Kühlschränke brauchen unterschiedlich viel Strom. Die Verbraucherzentrale rät, die Temperatur des Kühlschranks „auf maximal sieben Grad“ zu stellen, „bei empflindlichen Lebensmitteln niedriger“. Je nach Modell würden unterschiedliche Temperaturzonen im Kühlschrank herrschen, heißt es in deren Mitteilung. „Messen Sie im Zweifel mit einem Thermometer nach“, so der Tipp der Verbraucherzentrale. Jeder Grad weniger erhöht den Verbraucherschützern zufolge den Stromverbrauch um etwa sechs Prozent.
Auch der Energieberater der Verbraucherzentrale Bayern, Norbert Endres, empfiehlt laut eines Online-Berichts von Bayern1, sich ein Thermometer anzuschaffen, das man zum Temperaturtest in die Mitte des Kühlschranks legen sollte. „Ein Flüssigkeitsthermometer“, wie der Experte in dem Bericht auch mit Blick auf den Gefrierbereich rät. „Bis Minus 20 Grad Celsius sollte es messen können.“
Denn dann kann man mit dem Thermometer auch gleich die Temperatur im Gefrierfach messen.

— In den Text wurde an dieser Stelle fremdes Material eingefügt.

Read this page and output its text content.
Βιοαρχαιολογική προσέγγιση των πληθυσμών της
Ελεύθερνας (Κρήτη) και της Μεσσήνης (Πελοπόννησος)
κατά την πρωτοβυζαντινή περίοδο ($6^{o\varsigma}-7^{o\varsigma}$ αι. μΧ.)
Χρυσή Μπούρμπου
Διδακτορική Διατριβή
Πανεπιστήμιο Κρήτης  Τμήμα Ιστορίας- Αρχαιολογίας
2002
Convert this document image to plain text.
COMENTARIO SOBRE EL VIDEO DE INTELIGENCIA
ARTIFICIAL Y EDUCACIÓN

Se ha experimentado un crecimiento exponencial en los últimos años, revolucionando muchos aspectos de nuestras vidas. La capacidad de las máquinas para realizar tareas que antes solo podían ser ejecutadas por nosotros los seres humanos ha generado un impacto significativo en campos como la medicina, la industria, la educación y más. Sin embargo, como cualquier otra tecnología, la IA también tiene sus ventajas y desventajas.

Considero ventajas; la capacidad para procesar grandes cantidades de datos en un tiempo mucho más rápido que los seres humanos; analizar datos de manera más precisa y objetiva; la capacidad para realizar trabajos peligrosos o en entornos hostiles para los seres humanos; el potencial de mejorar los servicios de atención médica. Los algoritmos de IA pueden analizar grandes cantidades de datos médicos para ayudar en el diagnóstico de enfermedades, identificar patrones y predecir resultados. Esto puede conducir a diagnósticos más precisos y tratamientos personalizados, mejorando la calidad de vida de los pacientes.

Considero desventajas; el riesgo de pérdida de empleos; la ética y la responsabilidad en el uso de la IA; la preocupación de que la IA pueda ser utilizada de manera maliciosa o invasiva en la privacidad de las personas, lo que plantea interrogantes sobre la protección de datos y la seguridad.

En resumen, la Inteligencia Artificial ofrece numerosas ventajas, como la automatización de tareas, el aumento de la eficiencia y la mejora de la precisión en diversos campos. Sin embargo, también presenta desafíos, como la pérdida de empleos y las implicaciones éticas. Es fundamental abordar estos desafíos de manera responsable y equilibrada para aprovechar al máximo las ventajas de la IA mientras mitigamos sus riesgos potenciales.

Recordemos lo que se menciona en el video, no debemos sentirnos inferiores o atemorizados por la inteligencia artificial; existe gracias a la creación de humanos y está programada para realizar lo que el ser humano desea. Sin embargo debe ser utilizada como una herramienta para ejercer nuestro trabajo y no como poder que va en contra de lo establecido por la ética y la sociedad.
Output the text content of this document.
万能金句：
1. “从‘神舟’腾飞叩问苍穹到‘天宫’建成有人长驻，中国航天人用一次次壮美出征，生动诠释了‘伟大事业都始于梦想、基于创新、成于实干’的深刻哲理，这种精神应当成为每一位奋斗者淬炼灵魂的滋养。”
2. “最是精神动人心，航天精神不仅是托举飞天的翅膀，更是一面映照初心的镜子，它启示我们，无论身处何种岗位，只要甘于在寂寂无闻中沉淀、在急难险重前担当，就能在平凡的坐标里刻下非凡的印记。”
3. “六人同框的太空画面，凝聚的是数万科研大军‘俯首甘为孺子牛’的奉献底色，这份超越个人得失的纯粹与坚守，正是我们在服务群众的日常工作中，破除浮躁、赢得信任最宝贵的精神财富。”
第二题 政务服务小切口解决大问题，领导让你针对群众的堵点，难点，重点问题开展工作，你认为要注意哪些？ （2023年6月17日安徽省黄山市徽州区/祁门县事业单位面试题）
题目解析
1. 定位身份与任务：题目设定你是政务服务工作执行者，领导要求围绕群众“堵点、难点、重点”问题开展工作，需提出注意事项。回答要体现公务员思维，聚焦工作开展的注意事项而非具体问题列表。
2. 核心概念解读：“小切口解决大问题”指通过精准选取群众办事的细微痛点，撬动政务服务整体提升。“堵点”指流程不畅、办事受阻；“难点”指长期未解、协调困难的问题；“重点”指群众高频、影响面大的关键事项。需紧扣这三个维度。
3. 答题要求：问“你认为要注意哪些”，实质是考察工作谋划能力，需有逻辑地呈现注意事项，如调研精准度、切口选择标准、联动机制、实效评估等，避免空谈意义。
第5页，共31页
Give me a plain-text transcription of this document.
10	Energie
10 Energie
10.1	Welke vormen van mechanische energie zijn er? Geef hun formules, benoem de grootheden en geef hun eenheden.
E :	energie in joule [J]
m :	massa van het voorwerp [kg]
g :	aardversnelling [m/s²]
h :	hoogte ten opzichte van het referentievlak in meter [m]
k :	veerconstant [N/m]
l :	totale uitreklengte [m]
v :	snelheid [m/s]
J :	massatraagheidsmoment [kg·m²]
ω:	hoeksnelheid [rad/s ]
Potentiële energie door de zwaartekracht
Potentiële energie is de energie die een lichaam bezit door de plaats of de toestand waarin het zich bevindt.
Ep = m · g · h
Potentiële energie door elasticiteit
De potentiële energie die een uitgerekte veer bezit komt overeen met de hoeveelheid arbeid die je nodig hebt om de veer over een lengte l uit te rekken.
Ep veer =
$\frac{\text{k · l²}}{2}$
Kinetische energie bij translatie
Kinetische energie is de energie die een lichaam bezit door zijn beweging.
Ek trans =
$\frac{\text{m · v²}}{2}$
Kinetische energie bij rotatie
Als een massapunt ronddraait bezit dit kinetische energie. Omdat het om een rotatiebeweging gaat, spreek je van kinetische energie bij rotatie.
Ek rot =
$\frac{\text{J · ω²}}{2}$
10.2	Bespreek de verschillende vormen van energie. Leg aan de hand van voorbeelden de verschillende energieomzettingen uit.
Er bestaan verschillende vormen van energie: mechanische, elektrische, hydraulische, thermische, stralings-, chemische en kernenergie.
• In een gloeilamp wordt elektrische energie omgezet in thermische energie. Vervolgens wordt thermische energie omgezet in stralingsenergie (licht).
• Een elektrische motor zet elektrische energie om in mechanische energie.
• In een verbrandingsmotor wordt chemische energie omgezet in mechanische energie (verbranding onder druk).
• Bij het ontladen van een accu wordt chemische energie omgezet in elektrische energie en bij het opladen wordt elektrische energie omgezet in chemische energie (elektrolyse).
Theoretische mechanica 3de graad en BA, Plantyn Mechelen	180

Hier werden -18 Grad empfohlen, wie es in dem Bericht von Bayern 1 heißt. Die Verbraucherzentrale Baden-Württemberg empfiehlt bei Kühlschränken mit Gefrierfach zudem, auf die „Sterne-Kennzeichnung beim Eisfach“ zu achten. „Das Mindesthaltbarkeitsdatum bei Tiefkühlprodukten bezieht sich immer auf -18 °C. Bei 1 bis 3 Sternen können nur bereits tiefgefrorene Sachen für kurze Zeit gelagert werden. Bei 4 Sternen können frische Lebensmittel für lange Zeit tiefgekühlt werden“, heißt es in der Mitteilung.